KADENA AIR BASE, Okinawa — Twenty commercial planes were diverted from Naha International Airport after a computer malfunction forced Kadena Air Base traffic controllers to shut down their radar system Tuesday morning.
A computer system that overlays maps over radar screens malfunctioned, according to an Air Force news release.
The Kadena Airport Surveillance Radar, which controls all airspace within a 50-nautical mile radius of the base, was shut down from 8:49 a.m. to 12:20 p.m.
Inbound and outbound flights at Naha International Airport were affected, said Tetsukazu Taki, a spokesman for the Naha Airport Office of the Land, Infrastructure and Transport Ministry.
“Some of them diverted their destinations to Shimoji, Miyako or Kagoshima,” Taki said.
Some flights were delayed up to 70 minutes, Taki said, while others returned to their take-off points.
Air Force maintenance teams realigned the system, which as of late Tuesday was working normally, the news release stated.
Air traffic controllers relied on backup procedures to land aircraft that were not diverted Tuesday morning, according to an Air Force spokesman.
When radar is unavailable, pilots report their position and altitude to traffic controllers at fixed intervals while maintaining continuous contact. Pilots use ground-based navigation aids to mark their positions.

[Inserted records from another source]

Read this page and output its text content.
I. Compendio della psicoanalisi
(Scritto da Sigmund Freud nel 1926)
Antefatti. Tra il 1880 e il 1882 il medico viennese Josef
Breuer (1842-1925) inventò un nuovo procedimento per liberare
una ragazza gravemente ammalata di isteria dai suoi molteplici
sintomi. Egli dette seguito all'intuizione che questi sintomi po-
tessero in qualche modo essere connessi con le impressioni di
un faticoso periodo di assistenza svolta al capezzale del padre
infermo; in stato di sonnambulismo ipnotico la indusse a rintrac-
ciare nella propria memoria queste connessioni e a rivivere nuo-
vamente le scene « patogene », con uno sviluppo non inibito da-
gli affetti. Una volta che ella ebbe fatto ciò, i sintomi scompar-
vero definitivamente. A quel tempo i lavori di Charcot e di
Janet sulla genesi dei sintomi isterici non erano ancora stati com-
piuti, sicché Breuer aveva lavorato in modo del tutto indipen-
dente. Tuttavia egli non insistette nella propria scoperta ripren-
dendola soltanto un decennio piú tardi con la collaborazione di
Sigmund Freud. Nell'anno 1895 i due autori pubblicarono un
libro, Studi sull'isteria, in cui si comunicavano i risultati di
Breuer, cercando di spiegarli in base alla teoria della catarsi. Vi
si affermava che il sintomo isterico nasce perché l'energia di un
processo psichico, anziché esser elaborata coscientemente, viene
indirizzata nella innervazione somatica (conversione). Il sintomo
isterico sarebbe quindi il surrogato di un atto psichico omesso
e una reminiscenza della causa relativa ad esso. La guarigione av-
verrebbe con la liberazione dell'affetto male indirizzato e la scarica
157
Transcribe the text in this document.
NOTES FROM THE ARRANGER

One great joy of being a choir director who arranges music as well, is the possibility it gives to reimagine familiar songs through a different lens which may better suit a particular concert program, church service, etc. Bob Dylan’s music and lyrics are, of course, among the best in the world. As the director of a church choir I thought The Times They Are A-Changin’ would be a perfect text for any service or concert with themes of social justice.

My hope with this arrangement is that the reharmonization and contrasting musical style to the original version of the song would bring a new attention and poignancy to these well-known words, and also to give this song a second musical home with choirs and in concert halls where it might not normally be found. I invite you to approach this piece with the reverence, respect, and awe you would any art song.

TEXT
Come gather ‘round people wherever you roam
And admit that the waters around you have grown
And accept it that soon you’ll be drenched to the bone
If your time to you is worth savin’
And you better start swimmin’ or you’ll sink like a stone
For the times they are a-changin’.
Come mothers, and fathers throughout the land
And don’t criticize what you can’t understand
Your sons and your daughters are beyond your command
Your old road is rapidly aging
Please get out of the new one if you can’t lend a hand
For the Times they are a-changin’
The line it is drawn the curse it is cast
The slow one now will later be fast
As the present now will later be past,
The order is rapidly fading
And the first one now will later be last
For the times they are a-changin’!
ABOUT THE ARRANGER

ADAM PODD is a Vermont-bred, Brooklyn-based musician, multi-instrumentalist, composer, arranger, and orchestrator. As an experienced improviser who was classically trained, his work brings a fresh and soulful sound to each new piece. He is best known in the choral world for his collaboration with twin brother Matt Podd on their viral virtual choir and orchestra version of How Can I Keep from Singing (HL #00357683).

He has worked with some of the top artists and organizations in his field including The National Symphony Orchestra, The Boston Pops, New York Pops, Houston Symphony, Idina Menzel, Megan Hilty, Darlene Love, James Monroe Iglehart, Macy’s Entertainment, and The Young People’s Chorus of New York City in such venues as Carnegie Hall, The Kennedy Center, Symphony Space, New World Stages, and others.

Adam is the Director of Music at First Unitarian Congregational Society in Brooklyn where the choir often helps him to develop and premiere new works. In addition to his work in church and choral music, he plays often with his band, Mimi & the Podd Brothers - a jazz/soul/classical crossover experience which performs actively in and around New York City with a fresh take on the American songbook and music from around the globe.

This method makes traffic congestion a concern. Without radar, planes must keep about 81 miles of separation, according to the Japanese ministry. Air traffic controllers keep planes four to six miles apart when the radar system is working.
U.S. and Japanese authorities have agreed to procedures for nonradar traffic control, the Air Force spokesman said.
Kadena Air Base officials are in the midst of training Japanese personnel for the Japanese government’s eventual takeover of the airspace. The handover is expected to take place sometime in 2007, the spokesman said.
Chiyomi Sumida contributed to this report.